A mi-chemin entre la photographie sociale et conceptuelle

A partir de 1997, Mikhaïlov revient dans sa ville natale Karkiv, transformée par le post-communisme. Une élite de millionnaires est au pouvoir tandis que la majorité de la population a basculée dans la pauvreté. Cette série reprend les codes traditionnels du reportage pour mieux les transgresser : en échange d’une séance de pose, Boris et sa femme Vita payent leurs modèles sans abris, en les nourrissant et leur donnant l’occasion de se laver.

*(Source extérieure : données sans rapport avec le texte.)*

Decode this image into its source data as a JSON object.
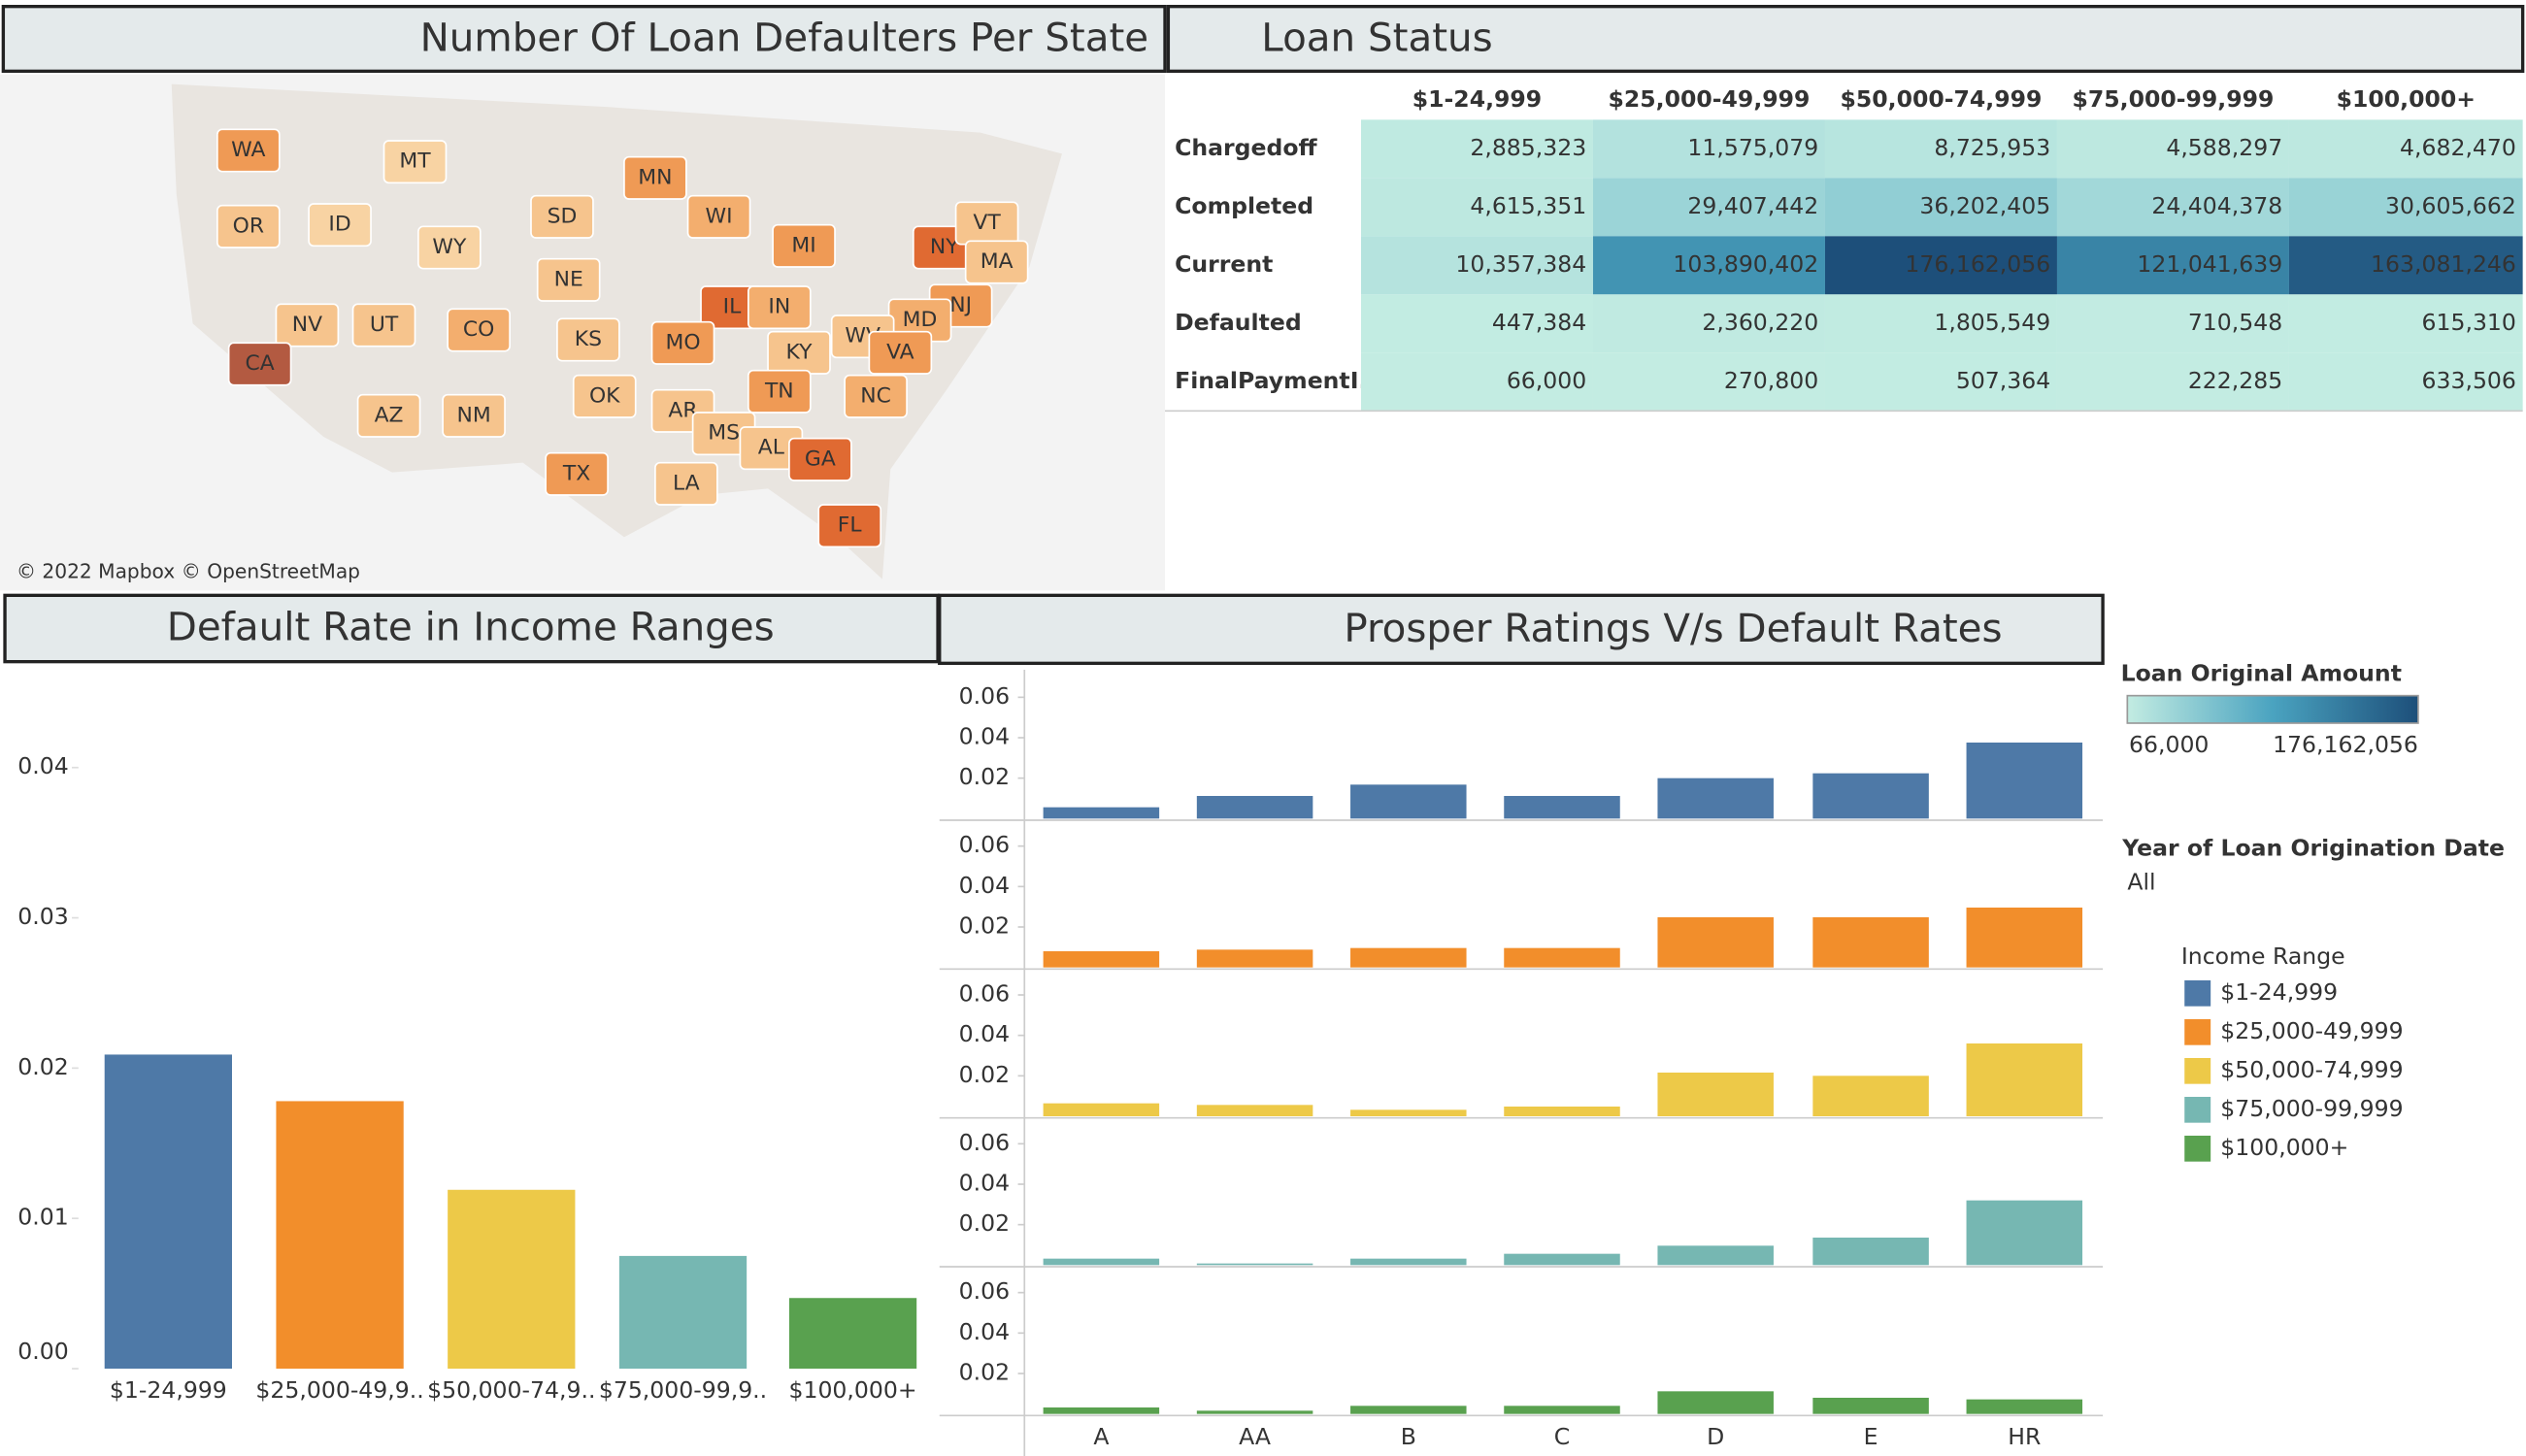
{
  "chart_data": [
    {
      "type": "map",
      "title": "Number Of  Loan Defaulters Per State",
      "attribution": "© 2022 Mapbox © OpenStreetMap",
      "states": [
        "WA",
        "MT",
        "OR",
        "ID",
        "WY",
        "SD",
        "MN",
        "WI",
        "MI",
        "NY",
        "VT",
        "MA",
        "NE",
        "IL",
        "IN",
        "NJ",
        "MD",
        "NV",
        "UT",
        "CO",
        "KS",
        "MO",
        "KY",
        "WV",
        "VA",
        "CA",
        "AZ",
        "NM",
        "OK",
        "AR",
        "TN",
        "NC",
        "MS",
        "AL",
        "GA",
        "TX",
        "LA",
        "FL"
      ],
      "colors": [
        "#ef9a55",
        "#f8d3a3",
        "#f6c48d",
        "#f8d3a3",
        "#f8d3a3",
        "#f6c48d",
        "#ef9a55",
        "#f3ae6e",
        "#ef9a55",
        "#e06a32",
        "#f6c48d",
        "#f6c48d",
        "#f6c48d",
        "#e06a32",
        "#f3ae6e",
        "#ef9a55",
        "#f3ae6e",
        "#f6c48d",
        "#f6c48d",
        "#f3ae6e",
        "#f6c48d",
        "#ef9a55",
        "#f6c48d",
        "#f6c48d",
        "#ef9a55",
        "#b35a41",
        "#f6c48d",
        "#f6c48d",
        "#f6c48d",
        "#f6c48d",
        "#ef9a55",
        "#f3ae6e",
        "#f6c48d",
        "#f6c48d",
        "#e06a32",
        "#ef9a55",
        "#f6c48d",
        "#e06a32"
      ]
    },
    {
      "type": "table",
      "title": "Loan Status",
      "columns": [
        "$1-24,999",
        "$25,000-49,999",
        "$50,000-74,999",
        "$75,000-99,999",
        "$100,000+"
      ],
      "rows": [
        {
          "label": "Chargedoff",
          "values": [
            "2,885,323",
            "11,575,079",
            "8,725,953",
            "4,588,297",
            "4,682,470"
          ]
        },
        {
          "label": "Completed",
          "values": [
            "4,615,351",
            "29,407,442",
            "36,202,405",
            "24,404,378",
            "30,605,662"
          ]
        },
        {
          "label": "Current",
          "values": [
            "10,357,384",
            "103,890,402",
            "176,162,056",
            "121,041,639",
            "163,081,246"
          ]
        },
        {
          "label": "Defaulted",
          "values": [
            "447,384",
            "2,360,220",
            "1,805,549",
            "710,548",
            "615,310"
          ]
        },
        {
          "label": "FinalPaymentI..",
          "values": [
            "66,000",
            "270,800",
            "507,364",
            "222,285",
            "633,506"
          ]
        }
      ],
      "color_legend": {
        "title": "Loan Original Amount",
        "min": "66,000",
        "max": "176,162,056"
      }
    },
    {
      "type": "bar",
      "title": "Default Rate in Income Ranges",
      "categories": [
        "$1-24,999",
        "$25,000-49,9..",
        "$50,000-74,9..",
        "$75,000-99,9..",
        "$100,000+"
      ],
      "values": [
        0.0209,
        0.0178,
        0.0119,
        0.0075,
        0.0047
      ],
      "colors": [
        "#4e79a7",
        "#f28e2b",
        "#edc948",
        "#76b7b2",
        "#59a14f"
      ],
      "ylim": [
        0,
        0.0464
      ],
      "yticks": [
        {
          "value": 0,
          "label": "0.00"
        },
        0.01,
        0.02,
        0.03,
        0.04
      ]
    },
    {
      "type": "panel-bar",
      "title": "Prosper Ratings V/s Default Rates",
      "categories": [
        "A",
        "AA",
        "B",
        "C",
        "D",
        "E",
        "HR"
      ],
      "ylim": [
        0,
        0.072
      ],
      "yticks": [
        0.02,
        0.04,
        0.06
      ],
      "legend_title": "Income Range",
      "series": [
        {
          "name": "$1-24,999",
          "color": "#4e79a7",
          "values": [
            0.0056,
            0.0112,
            0.0168,
            0.0112,
            0.02,
            0.0224,
            0.0376
          ]
        },
        {
          "name": "$25,000-49,999",
          "color": "#f28e2b",
          "values": [
            0.008,
            0.0088,
            0.0096,
            0.0096,
            0.0248,
            0.0248,
            0.0296
          ]
        },
        {
          "name": "$50,000-74,999",
          "color": "#edc948",
          "values": [
            0.0064,
            0.0056,
            0.0032,
            0.0048,
            0.0216,
            0.02,
            0.036
          ]
        },
        {
          "name": "$75,000-99,999",
          "color": "#76b7b2",
          "values": [
            0.0032,
            0.0008,
            0.0032,
            0.0056,
            0.0096,
            0.0136,
            0.032
          ]
        },
        {
          "name": "$100,000+",
          "color": "#59a14f",
          "values": [
            0.0032,
            0.0016,
            0.004,
            0.004,
            0.0112,
            0.008,
            0.0072
          ]
        }
      ],
      "filter": {
        "title": "Year of Loan Origination Date",
        "value": "All"
      }
    }
  ]
}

« Mikhaïlov nous montre des personnes souvent invisibles dans la vraie vie. C’était son requiem car nombre d’entre eux sont morts dans les mois après avoir été photographiés. Il est plein de compassion et n’hésite pas à transgresser les règles de la photo sociale pour ses portraits » confie Laurie Horowitz.

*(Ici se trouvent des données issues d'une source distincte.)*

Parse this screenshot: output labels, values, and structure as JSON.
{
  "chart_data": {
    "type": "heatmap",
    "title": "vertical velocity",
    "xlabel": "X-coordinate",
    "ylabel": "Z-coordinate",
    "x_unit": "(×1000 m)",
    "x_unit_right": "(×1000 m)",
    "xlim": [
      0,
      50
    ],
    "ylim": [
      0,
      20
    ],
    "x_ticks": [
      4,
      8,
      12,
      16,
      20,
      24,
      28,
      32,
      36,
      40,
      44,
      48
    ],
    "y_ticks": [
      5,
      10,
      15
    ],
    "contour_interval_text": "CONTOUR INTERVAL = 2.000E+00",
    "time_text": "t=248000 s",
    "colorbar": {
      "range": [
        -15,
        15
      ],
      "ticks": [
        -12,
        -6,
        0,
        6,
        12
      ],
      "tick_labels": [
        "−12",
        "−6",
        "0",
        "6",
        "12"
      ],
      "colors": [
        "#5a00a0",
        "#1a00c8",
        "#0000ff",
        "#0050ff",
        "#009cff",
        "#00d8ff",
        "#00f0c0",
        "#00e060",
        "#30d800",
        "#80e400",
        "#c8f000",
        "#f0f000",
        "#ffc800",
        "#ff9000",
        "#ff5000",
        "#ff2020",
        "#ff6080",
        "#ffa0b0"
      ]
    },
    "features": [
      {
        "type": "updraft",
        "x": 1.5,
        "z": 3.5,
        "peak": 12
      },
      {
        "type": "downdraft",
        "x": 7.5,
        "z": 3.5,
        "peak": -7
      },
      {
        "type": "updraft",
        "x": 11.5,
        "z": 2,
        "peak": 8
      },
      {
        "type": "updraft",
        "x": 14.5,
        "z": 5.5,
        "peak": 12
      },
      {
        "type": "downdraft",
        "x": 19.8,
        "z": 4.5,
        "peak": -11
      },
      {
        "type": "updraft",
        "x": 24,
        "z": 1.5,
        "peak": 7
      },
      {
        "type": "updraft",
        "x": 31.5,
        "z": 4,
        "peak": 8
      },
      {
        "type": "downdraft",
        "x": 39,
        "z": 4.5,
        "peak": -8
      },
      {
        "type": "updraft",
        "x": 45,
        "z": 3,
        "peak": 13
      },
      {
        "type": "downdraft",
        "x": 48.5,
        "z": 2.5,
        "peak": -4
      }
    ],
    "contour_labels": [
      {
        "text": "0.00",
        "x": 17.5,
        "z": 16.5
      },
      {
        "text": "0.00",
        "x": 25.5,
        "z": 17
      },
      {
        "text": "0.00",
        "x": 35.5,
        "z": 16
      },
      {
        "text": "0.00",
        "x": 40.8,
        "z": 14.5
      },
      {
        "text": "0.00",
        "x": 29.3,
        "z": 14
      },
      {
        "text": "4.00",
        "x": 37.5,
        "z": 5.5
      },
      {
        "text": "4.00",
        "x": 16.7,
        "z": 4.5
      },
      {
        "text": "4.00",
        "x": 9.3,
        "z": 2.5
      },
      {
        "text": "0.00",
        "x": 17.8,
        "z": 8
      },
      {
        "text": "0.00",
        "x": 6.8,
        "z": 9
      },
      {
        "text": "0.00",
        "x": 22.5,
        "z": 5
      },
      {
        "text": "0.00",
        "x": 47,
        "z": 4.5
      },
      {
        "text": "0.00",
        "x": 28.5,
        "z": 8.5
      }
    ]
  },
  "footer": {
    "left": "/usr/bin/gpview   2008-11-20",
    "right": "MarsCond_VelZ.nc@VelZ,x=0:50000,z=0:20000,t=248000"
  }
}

Tea, coffee and cappuccino, transition brutale entre l’Union soviétique et le capitalisme

La série « Tea, coffee and cappuccino » réalisé entre 2000 et 2010 témoigne du double échec du communisme et du capitalisme en Ukraine. « Mikhaïlov capte cette transformation de la société avec l’arrivé du libre marché. Nous voyons des gens consommer du Coca, mais ça reste des gens pauvres avec une vie difficile. Dans l’ancien temps, les vieilles dames vendaient autrefois du thé et du café, maintenant elles vendent du cappuccino sans que personne ne sache ce que c’est » dévoile Laurie Horwitz.

Au début de sa carrière, Mikhaïlov photographie des « non événements » et l’ennuie car il ne se passe pas grand-chose. Par la suite, l’URSS chute mais la vie semble toujours très rude, où ni le système communiste ou capitaliste semble fonctionner.

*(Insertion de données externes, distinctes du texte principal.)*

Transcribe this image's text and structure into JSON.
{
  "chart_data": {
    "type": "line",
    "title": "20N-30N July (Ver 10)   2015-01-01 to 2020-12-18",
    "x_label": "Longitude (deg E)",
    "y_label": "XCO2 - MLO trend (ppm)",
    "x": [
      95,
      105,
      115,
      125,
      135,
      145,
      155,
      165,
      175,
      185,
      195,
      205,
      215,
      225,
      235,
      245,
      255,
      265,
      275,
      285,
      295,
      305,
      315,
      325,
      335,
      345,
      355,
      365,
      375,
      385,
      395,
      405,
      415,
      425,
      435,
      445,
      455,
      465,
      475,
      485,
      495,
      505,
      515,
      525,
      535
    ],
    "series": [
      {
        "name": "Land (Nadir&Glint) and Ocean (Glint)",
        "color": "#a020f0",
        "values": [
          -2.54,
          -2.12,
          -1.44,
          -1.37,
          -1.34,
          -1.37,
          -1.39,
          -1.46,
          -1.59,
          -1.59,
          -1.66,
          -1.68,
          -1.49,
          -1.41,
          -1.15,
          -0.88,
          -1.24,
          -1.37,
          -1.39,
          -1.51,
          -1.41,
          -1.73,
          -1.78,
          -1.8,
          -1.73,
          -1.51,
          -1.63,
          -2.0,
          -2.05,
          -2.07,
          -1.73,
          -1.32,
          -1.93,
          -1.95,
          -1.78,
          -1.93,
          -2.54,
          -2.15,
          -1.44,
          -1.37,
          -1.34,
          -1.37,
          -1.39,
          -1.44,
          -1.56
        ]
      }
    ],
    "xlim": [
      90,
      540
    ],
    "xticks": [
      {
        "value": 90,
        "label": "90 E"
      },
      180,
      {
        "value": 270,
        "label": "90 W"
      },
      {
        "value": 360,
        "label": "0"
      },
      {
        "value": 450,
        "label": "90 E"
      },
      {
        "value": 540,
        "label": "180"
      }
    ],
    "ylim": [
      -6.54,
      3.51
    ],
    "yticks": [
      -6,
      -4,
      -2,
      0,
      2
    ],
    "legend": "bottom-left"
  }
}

Boris Mikhaïlov. de la série Tea, Coffee, Cappuccino, 2000-2010 Tirage chromogène Photo © Boris Mikhaïlov

 

Une exposition très dense à la hauteur d’une œuvre puissante,  d’une irréductible liberté, des débuts jouant à cache cache avec la censure, jusqu’à sa dernière, Temptation of Death de 2019. Une rétrospective importante qui brosse l’histoire d’une nation au passé douloureux dont l’artiste nous éclaire sur les prémisses de la lutte actuelle pour faire respecter son identité.

#Baptiste Le Guay

Pour aller plus loin sur Boris Mikhaïlov

Jusqu’au 15 janvier 2023, Maison Européenne de la Photographie (MEP). 5/7 rue de Fourcy, 75004 Paris. Tél. : +33 (0)1 44 78 75 00

Catalogue bilingue : Boris Mikhaïlov, From « blaue horse » till now days 1965 – 2022, éditions Mörel /MEP, 576 p. 50€ : Le titre « blaue horse » évoque le groupe de jeunes gens à Kharkiv – appelé Cheval Bleu – emprisonnés pour leur mode de vie à l’occidentale au début des années 60. Les pièces à conviction retenues contre eux lors du procès étaient des clichés photographiques.
À la croisée du documentaire, de la performance et de l’art conceptuel, les « journaux intimes» de Mikhaïlov, séries de chroniques du quotidien en Ukraine avant et après la chute de l’URSS, rappellent la richesse d’une histoire et l’infinie résilience d’un peuple qui n’accepte pas que sa culture soit assimilée de force à celle de Russie.
Un témoignage sensible et unique aussi, sur le passé de celles et ceux qui, chaque jour, luttent pour leur vie et triomphent contre l’adversité.